ZOPA or Negotiation Bargaining Zone

Patrick from United States asked:

"Are there any advantages or disadvantages for a wide or large bargaining zone (ZOPA)?"

Phillip Cohen Answered:

The negotiation ZOPA, ‘Zone of Possible Agreement’, reflects the positive overlap of the parties 'Walk Aways' or 'Real Bases' or ‘Bottom-Lines’ on any issue under negotiation. So the deal is highly likely to be struck within this zone or region of agreement.

When considering the ZOPA the only position that a negotiator knows with certainty is his or her own bottom-line; the other side’s position is always an estimation and is arrived at by gathering information at all stages of the negotiation from preparation to closure, both at the table and away from the table. A negotiator almost always knows the other parties' 'Opening Offers' or 'Aspiration Bases' - through their requests, demands and positions.
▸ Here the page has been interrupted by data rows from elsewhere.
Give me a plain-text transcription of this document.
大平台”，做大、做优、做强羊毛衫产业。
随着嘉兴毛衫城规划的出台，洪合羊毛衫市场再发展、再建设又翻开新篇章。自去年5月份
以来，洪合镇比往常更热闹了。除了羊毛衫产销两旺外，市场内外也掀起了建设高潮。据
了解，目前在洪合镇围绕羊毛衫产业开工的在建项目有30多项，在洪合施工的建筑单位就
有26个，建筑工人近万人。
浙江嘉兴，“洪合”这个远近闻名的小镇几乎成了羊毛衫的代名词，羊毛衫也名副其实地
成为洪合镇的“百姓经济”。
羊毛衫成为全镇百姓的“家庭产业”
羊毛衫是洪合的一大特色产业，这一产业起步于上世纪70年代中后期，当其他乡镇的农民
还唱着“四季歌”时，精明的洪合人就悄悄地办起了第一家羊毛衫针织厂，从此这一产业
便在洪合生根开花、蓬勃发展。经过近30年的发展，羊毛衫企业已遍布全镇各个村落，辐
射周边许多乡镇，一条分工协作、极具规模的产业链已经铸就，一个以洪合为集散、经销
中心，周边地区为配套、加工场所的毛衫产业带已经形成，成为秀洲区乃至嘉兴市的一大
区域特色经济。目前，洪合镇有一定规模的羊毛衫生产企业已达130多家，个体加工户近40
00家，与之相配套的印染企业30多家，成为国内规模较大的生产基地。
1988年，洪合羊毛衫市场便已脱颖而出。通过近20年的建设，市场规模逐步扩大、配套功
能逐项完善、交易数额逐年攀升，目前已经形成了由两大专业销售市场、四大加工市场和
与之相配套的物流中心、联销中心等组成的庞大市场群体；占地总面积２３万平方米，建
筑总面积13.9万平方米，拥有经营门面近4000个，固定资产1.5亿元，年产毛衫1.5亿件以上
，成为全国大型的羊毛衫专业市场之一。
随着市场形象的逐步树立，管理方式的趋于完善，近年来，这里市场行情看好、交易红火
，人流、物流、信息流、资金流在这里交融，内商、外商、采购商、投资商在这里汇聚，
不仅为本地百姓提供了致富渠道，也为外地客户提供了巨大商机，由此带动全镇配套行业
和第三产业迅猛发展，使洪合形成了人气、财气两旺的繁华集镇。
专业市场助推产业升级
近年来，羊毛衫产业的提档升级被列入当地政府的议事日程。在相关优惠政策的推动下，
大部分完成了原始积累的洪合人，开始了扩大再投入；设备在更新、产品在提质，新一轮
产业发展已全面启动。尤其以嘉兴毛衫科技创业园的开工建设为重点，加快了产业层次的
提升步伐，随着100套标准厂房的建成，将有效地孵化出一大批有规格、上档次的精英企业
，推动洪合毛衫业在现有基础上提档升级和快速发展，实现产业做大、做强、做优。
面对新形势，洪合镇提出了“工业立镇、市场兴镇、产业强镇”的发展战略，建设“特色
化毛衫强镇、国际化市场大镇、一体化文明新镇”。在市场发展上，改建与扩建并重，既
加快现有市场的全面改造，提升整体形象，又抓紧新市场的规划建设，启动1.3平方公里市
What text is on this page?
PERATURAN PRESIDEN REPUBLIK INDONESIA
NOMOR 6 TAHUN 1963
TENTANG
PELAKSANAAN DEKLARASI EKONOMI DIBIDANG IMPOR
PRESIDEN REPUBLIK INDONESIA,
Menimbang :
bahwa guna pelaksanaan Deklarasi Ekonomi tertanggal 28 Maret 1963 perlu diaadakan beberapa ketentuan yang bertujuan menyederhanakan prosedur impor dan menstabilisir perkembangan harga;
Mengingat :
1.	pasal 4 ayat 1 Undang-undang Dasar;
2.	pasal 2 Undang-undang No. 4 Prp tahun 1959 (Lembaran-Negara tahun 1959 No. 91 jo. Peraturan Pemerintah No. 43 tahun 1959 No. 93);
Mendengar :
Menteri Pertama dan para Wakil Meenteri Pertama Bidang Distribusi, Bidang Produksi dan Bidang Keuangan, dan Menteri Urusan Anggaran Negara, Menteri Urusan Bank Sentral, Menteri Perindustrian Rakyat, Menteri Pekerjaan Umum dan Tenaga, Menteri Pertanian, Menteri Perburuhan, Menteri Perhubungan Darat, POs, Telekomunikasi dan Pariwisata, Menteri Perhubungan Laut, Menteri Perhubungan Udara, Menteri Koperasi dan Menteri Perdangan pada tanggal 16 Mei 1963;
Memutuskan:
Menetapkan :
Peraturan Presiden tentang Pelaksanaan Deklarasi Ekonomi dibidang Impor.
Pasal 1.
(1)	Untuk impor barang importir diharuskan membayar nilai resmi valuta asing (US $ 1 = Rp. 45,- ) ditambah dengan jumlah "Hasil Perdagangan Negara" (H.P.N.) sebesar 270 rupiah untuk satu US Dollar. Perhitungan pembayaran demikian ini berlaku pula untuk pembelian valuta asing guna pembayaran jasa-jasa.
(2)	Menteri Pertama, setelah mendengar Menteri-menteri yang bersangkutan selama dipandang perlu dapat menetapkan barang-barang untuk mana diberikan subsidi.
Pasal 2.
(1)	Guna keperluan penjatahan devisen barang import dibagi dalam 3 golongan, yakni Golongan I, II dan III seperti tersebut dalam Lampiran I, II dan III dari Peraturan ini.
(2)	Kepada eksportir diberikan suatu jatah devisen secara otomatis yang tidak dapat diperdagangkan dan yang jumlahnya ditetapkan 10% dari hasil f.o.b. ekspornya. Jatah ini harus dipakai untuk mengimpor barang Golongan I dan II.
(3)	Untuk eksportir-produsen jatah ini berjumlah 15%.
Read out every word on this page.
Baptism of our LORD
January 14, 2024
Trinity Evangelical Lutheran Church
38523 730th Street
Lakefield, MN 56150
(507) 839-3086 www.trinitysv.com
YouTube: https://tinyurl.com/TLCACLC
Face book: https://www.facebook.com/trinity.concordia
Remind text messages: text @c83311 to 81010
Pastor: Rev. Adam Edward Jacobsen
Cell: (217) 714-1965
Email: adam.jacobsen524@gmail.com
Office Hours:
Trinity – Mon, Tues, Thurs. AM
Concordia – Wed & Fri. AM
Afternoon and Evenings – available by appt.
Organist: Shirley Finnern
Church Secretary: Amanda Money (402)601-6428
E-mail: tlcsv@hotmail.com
An Opening Offer can be useful in determining their Walk Away / Real Base / Bottom Line.

A negotiator should always start considering both parties' ZOPA at the earliest stage of his or her preparations and constantly refine and adjust these figures as the process proceeds.

There are considerable disadvantages to a narrow negotiation Zone of Possible Agreement. Firstly the parties generally, and often incorrectly, view their bottom-lines as sacrosanct and non-negotiable, and thus form a psychological bond with these positions; of course they may also be bound to their bottom-line positions by mandates received from their principals. Unless the negotiators are able or willing to review and relax their bottom-lines they become locked in to a narrow bargaining range and, in these circumstances, settlement is most often reached by way of compromise, invariably leaving value on the table.

If you find yourself locked into a narrow Negotiation Bargaining Zone on one issue, and the situation stands to your disadvantage, consider linking your issue with other issues. So for example: if you're not able to easily agree on price, consider changing the volume or the SLA (Service Level Agreement).

Our Seminar for Sellers, Purchasing Skills Courses and other negotiation skills training typically train negotiators to deal with both wide zones of possible agreement, and narrow zones of possible agreement. The most challenging situations are those where little to no ZOPA exists.

Consider the following:

  • Firstly, a wide ZOPA offers both parties an extended opportunity to create and add value by identifying and understanding the interests, needs and concerns underlying each other’s positions and by prioritizing these positions and interests. The effect of these actions alone often results in a further widening of the bargaining zone or “playing field”.
  • Secondly, experienced negotiators will formulate appropriate concession strategies whereby they formulate ways and means of benefiting the other side at little expense to themselves.
  • Thirdly, in bargaining over the created value the parties will have generated additional “room” to exercise and apply appropriate competitive power strategies and pressure tactics.
  • Finally, ask yourself this question: "Assuming we're not able to reach agreement on this issue or this deal, what would I do?" If your answer is to cut your losses and find another company or party to do business with, then best start the wheels rolling sooner rather than too-late. Alternatively, you may unearth a new area of value. Creatively adding value in negotiation is similar to creativity in other areas of human endeavour. For example: inventors very often experience flashes of inspiration that result in new breakthrough technologies only after they've hit a wall. So find ways to detach yourself from the problem by thinking of creative solutions.